EVENT: “MILLE ET UNE HISTOIRES” (JANUARY 15–FEBRUARY 1 2026, LAUSANNE, SWITZERLAND)

Key information
- Event: Mille et une histoires: quand le jeu devient récit
- Venue: Pyxis, Maison de la culture et de l’exploration numérique, Place de la Cathédrale 6, 1005 Lausanne, Switzerland
- When: January 15–February 1 2026
- Admission: free
- Installations visiting hours: Monday–Thursday, 15:00–18:00
- Programme + registration: pyxis.art/agenda (see links below)
In January, Pyxis, Lausanne’s Maison de la culture et de l’exploration numérique, opens a compact programme dedicated to storytelling in videogames, where play is treated as a narrative medium and game engines are approached as cultural tools. Titled Mille et une histoires: quand le jeu devient récit, the series brings together filmmakers and artists, machinima screenings, a small exhibition of game-based video and VR works, a hands-on workshop, and a research evening devoted to in-game cameras and game-image history.
Hosted at Pyxis (Place de la Cathédrale 6, 1005 Lausanne, Switzerland) the initiative reads as a focused snapshot of current practices: videogames as sites for moving-image production, embodied performance, and camera-led research, without forcing the discussion into a single disciplinary lane.

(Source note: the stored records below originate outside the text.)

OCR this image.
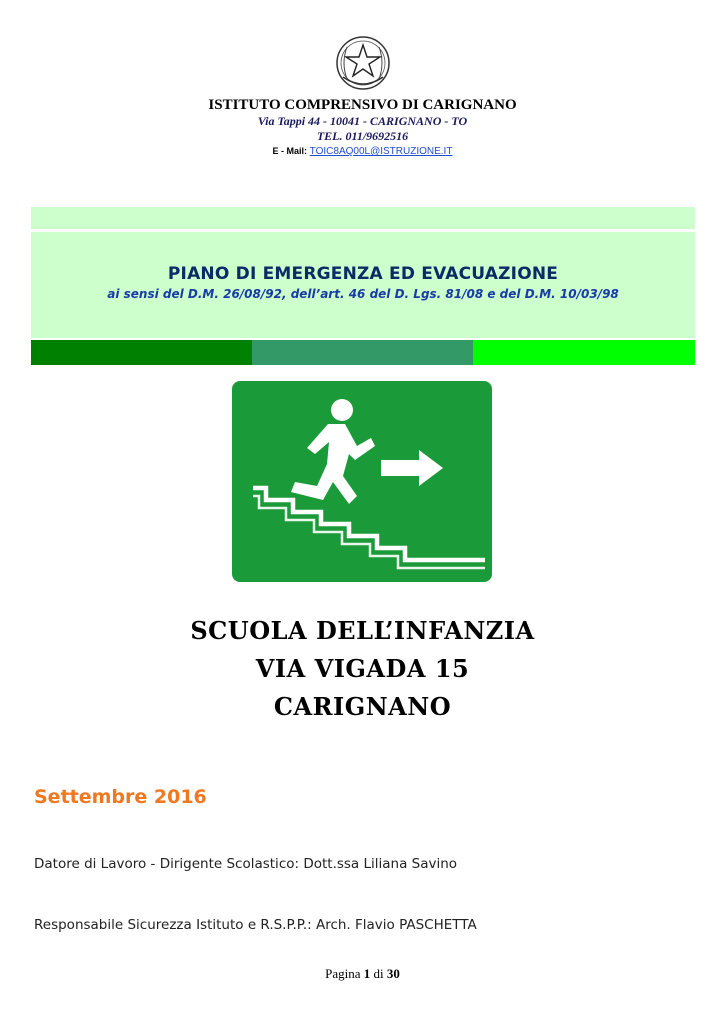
ISTITUTO COMPRENSIVO DI CARIGNANO
Via Tappi 44 - 10041 - CARIGNANO - TO
TEL. 011/9692516
E - Mail: TOIC8AQ00L@ISTRUZIONE.IT
PIANO DI EMERGENZA ED EVACUAZIONE
ai sensi del D.M. 26/08/92, dell’art. 46 del D. Lgs. 81/08 e del D.M. 10/03/98
SCUOLA DELL’INFANZIA
VIA VIGADA 15
CARIGNANO
Settembre 2016
Datore di Lavoro - Dirigente Scolastico: Dott.ssa Liliana Savino
Responsabile Sicurezza Istituto e R.S.P.P.: Arch. Flavio PASCHETTA
Pagina 1 di 30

Below is the full program.

Opening night: Caroline Poggi, Jonathan Vinel, and Pascal Greco
Thursday 15 January, 18:30 — talk + screening
The programme begins with an evening that pairs conversation with projection. Caroline Poggi and Jonathan Vinel join Pascal Greco for a public encounter, followed by screenings of:
The coupling is telling: rather than treating “game narrative” as plot delivery, the event frames the videogame image as something that can be edited, re-authored, and reframed, closer to contemporary cinema and gallery projection than to gameplay commentary.
“Bodies and narratives in programmed worlds”: mini exhibition of video and VR
15–28 January — installations (video & VR)
Opening hours: Monday–Thursday, 15:00–18:00
Running alongside the talks is Corps et récits dans les mondes programmés, a small presentation of works “issued from videogames,” spanning machinima, game-derived video, and VR. The selection includes:
- Benjamin Spera, Another Day at The Well Stacked Pizza Co.
- Lisa Karnadi, Ascending Men
- 2girls1comp, Dancing Plague
- Caroline Poggi & Jonathan Vinel, La fille qui explose VR
This exhibition component is arguably the programme’s conceptual hinge: it treats the game engine less as a neutral container and more as an authored environment, an image system with constraints, rhythms, and biases that artists can exploit, redirect, or push against.
Workshop: détournement as method
Monday 26 January, 17:30 — “Détourner le jeu”
On 26 January, artist Yatoni Roy Cantu leads a workshop centred on the game as a space for artistic creation. The session explicitly situates videogame practice between moving-image work and visual art, with an emphasis on interactive narration and contemporary approaches to game-based production.
For participants, this is the practical segment of the series, less lecture, more practical exercises: how artists appropriate game materials, how interventions are structured, and what kinds of authorial decisions become visible once “play” is repositioned as production.
Research evening: the videogame camera and image history
Tuesday 27 January, 18:30 — “With Bestowed Eyes” (conference + performance)
On 27 January, Pyxis hosts a night focused on integrated cameras in videogames and the histories they enable. Two researchers from the University of Lausanne’s Game Lab (Michael Wagnières and Loris Rimaz) lead the session, joined by modding collective 2girls1comp (Marco De Mutiis and Alexandra Pfammatter) presenting their practice.
The camera topic matters because it shifts the conversation away from narrative as script and toward narrative as visual regime: what the game permits you to see, how it trains perception, and how capture tools (built-in or improvised) structure authorship. If machinima has often been treated as a derivative form, this evening treats it as a critical way of thinking with game images, through framing, repetition, constraint, and selective attention.
Global Game Jam at Pyxis
Friday 30 January–Sunday 1 February — 48-hour hackathon
The programme closes with Global Game Jam, a 48-hour hackathon inviting participants to imagine and develop a videogame within the worldwide GGJ framework.